Infection may also worsen immune dysregulation after the acute infection phase. It is now generally accepted that pathogen infections are often the event triggering autoimmune and autoinflammatory disorders. This notion is illustrated well by familial hemophagocytic lymphohistiocytosis (HLH), a disease characterized by excessive macrophage and lymphocyte activity that used to be fatal. Individuals with disease-causing variants display this hallmark cellular dysfunction early in life, before the development of clinical disease (56). Furthermore, upper respiratory or gastrointestinal tract infections tend to occur at about the onset of HLH (134). This suggests that an infectious trigger may be required for the disease to occur. Variable disease presentations are, thus, a function of exposure to an infectious agent. Further detailed documentation of the type of infection and the exact time between infection and disease onset will probably unravel certain aspects of incomplete penetrance.
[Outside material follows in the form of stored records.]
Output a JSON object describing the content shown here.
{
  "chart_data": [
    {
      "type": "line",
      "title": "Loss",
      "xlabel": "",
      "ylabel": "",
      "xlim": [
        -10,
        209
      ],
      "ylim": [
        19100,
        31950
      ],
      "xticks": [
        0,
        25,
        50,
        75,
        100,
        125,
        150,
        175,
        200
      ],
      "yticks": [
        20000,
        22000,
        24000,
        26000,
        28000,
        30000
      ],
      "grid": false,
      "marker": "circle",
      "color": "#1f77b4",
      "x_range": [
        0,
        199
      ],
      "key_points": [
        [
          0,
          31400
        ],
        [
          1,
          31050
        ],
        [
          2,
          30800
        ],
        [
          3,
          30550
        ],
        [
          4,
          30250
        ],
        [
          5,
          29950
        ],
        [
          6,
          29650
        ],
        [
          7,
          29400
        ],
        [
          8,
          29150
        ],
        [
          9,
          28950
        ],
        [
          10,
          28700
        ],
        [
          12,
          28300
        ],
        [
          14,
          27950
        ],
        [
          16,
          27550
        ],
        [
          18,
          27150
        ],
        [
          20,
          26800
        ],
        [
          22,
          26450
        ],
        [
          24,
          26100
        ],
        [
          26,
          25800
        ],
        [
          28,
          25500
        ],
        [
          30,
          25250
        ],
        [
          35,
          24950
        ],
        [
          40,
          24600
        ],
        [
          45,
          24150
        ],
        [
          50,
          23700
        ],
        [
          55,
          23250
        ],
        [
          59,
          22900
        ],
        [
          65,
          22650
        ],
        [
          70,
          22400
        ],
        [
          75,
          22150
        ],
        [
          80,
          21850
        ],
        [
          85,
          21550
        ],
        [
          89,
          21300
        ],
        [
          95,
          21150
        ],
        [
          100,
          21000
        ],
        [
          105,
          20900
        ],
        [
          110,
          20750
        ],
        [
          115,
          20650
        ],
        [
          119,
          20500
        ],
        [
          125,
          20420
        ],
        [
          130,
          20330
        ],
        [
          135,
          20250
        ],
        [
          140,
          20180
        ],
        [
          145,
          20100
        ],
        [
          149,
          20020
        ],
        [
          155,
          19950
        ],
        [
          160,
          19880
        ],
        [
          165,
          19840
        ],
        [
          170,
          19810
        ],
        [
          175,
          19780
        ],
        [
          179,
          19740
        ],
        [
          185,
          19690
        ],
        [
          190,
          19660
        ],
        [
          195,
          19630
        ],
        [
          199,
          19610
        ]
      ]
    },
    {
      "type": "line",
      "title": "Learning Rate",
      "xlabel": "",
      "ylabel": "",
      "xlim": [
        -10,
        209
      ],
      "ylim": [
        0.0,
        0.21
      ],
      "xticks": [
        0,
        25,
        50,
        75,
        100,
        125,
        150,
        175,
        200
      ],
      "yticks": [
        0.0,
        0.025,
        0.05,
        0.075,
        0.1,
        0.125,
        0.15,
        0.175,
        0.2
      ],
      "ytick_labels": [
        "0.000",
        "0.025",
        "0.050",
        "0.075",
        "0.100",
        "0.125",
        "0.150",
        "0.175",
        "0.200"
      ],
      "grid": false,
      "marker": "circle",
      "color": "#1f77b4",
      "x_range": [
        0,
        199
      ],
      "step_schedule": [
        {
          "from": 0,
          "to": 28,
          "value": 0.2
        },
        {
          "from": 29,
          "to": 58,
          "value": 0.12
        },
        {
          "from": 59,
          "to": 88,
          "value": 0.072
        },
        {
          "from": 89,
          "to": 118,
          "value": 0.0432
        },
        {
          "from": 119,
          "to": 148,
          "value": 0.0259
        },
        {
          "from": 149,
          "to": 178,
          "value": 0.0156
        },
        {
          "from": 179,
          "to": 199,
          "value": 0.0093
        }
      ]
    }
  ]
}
Other environmental factors, such as irradiation and chemotherapy, can also modulate penetrance in IEIs. Individuals with LIG4 variants, who have DNA repair defects leading to lymphocyte deficiencies and nonimmune features, are often healthy until treated with chemotherapy and radiotherapy. Asymptomatic carriers of LIG4 variants have therefore probably accumulated two few double-strand breaks to cross the threshold for the development of disease (135). Studies in animals are beginning to provide experimental documentation of such effects, as shown in Neil3-deficient mice (97). Another example is provided by Schimke immune-osseous dysplasia, in which reduced penetrance occurs and is not sufficiently accounted for by biallelic variants of SMARCAL1, a conserved chromatin regulator (136, 137, 138). Studies of Drosophila and murine models of SMARCAL1 deficiency have suggested that an additional environmental or genetic trigger is required for full disease development (139).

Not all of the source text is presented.